Once a programme reaches sufficient maturity, it is structured into a dedicated subsidiary. 4Moving Biotech in osteoarthritis and 4Living Biotech in acute respiratory distress syndrome are examples of this model. “However, 4P-Pharma remains the strategic and scientific engine,” Rattenbach explains. Translational strategy, regulatory pathway design, clinical development planning and innotifyectual property structuring are centralised, while execution and financing remain asset-specific.

“We operate as a hybrid: decentralized clinical vehicles supported by a centralized platform. This enables precise capital allocation, clear governance, and indepconcludeent value creation milestones for each program.”

Structure designed for resilience

“Drug development is highly binary,” Rattenbach states. “The probability of success for any individual asset remains limited, even with strong science and rigorous execution.” In that context, building long-term continuity requires more than capital structuring, it requires organizational resilience.
By legally and financially separating programmes, risk is compartmentalized. “If a clinical or regulatory setback occurs, it remains limited to that specific program.” At the same time, expertise is preserved at the platform level. “This creates two effects. First, risk is compartmentalized at the asset level. Second, the broader organization remains stable even if a single program encounters setbacks.” In that sense, the studio is “not only a capital allocation model; it is a framework for sustainability.”

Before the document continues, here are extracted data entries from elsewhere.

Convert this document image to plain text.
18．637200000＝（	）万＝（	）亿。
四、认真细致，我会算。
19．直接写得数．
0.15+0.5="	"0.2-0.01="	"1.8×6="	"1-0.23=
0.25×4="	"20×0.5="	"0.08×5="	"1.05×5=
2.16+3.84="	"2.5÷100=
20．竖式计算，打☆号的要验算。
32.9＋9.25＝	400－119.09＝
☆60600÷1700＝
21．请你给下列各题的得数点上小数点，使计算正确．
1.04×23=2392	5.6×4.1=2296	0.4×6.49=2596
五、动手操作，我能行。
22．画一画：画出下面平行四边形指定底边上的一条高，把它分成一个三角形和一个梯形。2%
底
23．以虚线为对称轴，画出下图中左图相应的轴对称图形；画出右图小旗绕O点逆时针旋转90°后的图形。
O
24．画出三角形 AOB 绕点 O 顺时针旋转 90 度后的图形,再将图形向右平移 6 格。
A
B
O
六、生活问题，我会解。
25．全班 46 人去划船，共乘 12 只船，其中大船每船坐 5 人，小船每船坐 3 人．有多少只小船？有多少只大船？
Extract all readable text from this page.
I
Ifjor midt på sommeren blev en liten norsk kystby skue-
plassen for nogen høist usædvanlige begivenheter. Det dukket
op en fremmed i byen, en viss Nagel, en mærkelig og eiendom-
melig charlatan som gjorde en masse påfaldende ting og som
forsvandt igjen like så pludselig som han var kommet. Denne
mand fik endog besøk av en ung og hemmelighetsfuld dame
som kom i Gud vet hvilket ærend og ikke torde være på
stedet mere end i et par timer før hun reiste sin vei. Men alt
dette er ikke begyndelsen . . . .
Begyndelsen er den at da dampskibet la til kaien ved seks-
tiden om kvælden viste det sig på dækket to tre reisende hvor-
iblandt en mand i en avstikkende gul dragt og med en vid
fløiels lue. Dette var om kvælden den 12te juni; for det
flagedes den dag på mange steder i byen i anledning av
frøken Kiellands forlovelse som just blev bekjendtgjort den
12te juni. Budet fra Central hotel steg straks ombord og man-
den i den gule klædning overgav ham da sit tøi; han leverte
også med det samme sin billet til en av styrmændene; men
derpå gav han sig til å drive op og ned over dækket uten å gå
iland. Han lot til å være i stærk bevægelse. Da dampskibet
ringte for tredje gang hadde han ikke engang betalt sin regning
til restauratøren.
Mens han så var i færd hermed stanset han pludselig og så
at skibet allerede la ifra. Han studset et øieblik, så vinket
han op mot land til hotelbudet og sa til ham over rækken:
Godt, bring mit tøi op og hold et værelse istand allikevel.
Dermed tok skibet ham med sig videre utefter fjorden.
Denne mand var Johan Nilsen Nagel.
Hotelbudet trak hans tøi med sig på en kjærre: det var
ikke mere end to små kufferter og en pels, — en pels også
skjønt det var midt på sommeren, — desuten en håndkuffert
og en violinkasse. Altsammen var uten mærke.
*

The distinction with the United States lies less in ambition than in structure. “The U.S. venture studio model benefits from deep capital markets and a dynamic licensing environment between universities, biotech companies and large pharmaceutical groups. This supports large hub-and-spoke structures with multiple programs relocating in parallel. Europe operates in a different context. Capital markets are more fragmented, public funding plays a significant role, and academic ecosystems are often more nationally organized.”

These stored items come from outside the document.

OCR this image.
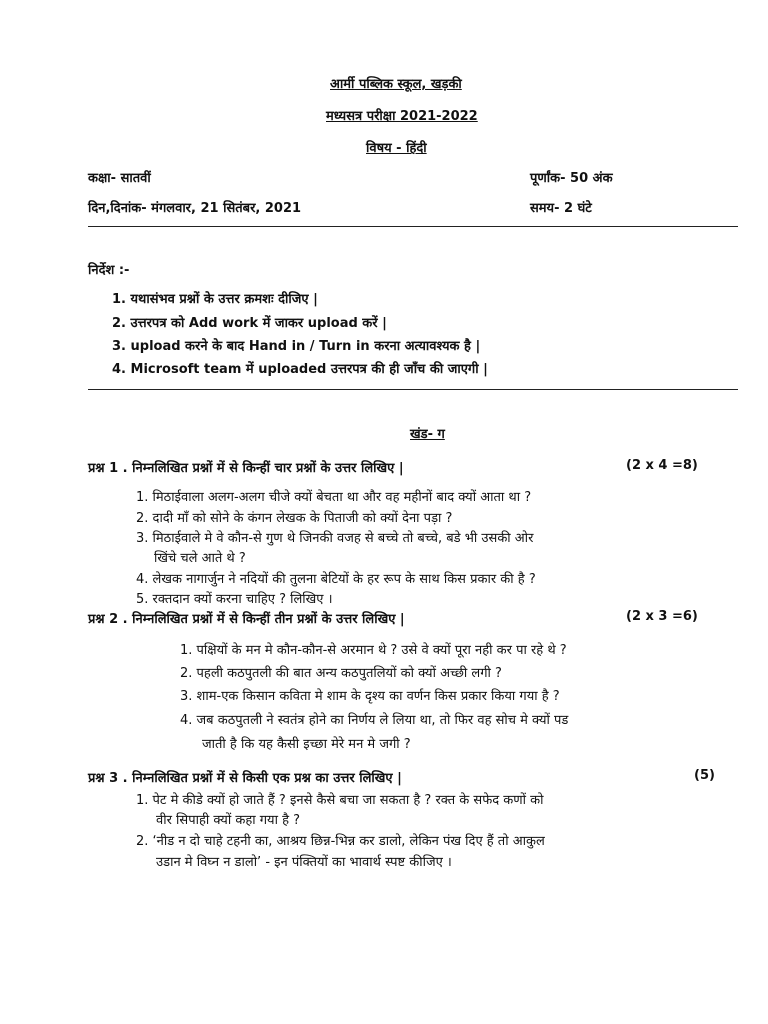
आर्मी पब्लिक स्कूल, खड़की
मध्यसत्र परीक्षा 2021-2022
विषय - हिंदी
कक्षा- सातवीं	पूर्णांक- 50 अंक
दिन,दिनांक- मंगलवार, 21 सितंबर, 2021	समय- 2 घंटे
निर्देश :-
1. यथासंभव प्रश्नों के उत्तर क्रमशः दीजिए |
2. उत्तरपत्र को Add work में जाकर upload करें |
3. upload करने के बाद Hand in / Turn in करना अत्यावश्यक है |
4. Microsoft team में uploaded उत्तरपत्र की ही जाँच की जाएगी |
खंड- ग
प्रश्न 1 . निम्नलिखित प्रश्नों में से किन्हीं चार प्रश्नों के उत्तर लिखिए |	(2 x 4 =8)
1. मिठाईवाला अलग-अलग चीजे क्यों बेचता था और वह महीनों बाद क्यों आता था ?
2. दादी माँ को सोने के कंगन लेखक के पिताजी को क्यों देना पड़ा ?
3. मिठाईवाले मे वे कौन-से गुण थे जिनकी वजह से बच्चे तो बच्चे, बडे भी उसकी ओर
खिंचे चले आते थे ?
4. लेखक नागार्जुन ने नदियों की तुलना बेटियों के हर रूप के साथ किस प्रकार की है ?
5. रक्तदान क्यों करना चाहिए ? लिखिए ।
प्रश्न 2 . निम्नलिखित प्रश्नों में से किन्हीं तीन प्रश्नों के उत्तर लिखिए |	(2 x 3 =6)
1. पक्षियों के मन मे कौन-कौन-से अरमान थे ? उसे वे क्यों पूरा नही कर पा रहे थे ?
2. पहली कठपुतली की बात अन्य कठपुतलियों को क्यों अच्छी लगी ?
3. शाम-एक किसान कविता मे शाम के दृश्य का वर्णन किस प्रकार किया गया है ?
4. जब कठपुतली ने स्वतंत्र होने का निर्णय ले लिया था, तो फिर वह सोच मे क्यों पड
जाती है कि यह कैसी इच्छा मेरे मन मे जगी ?
प्रश्न 3 . निम्नलिखित प्रश्नों में से किसी एक प्रश्न का उत्तर लिखिए |	(5)
1. पेट मे कीडे क्यों हो जाते हैं ? इनसे कैसे बचा जा सकता है ? रक्त के सफेद कणों को
वीर सिपाही क्यों कहा गया है ?
2. ‘नीड न दो चाहे टहनी का, आश्रय छिन्न-भिन्न कर डालो, लेकिन पंख दिए हैं तो आकुल
उडान मे विघ्न न डालो’ - इन पंक्तियों का भावार्थ स्पष्ट कीजिए ।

European studios therefore combine private investment, public support and strategic partnerships, often with a focus on capital efficiency and disciplined asset selection. Some convergence may happen as European financing ecosystems continue to mature. “I believe Europe will maintain specific characteristics, particularly a focus on scientific depth, structured development, and careful capital allocation”, Rattenbach stated.
In that sense, the European model may not replicate the U.S. system but rather evolve to reflect its own strengths.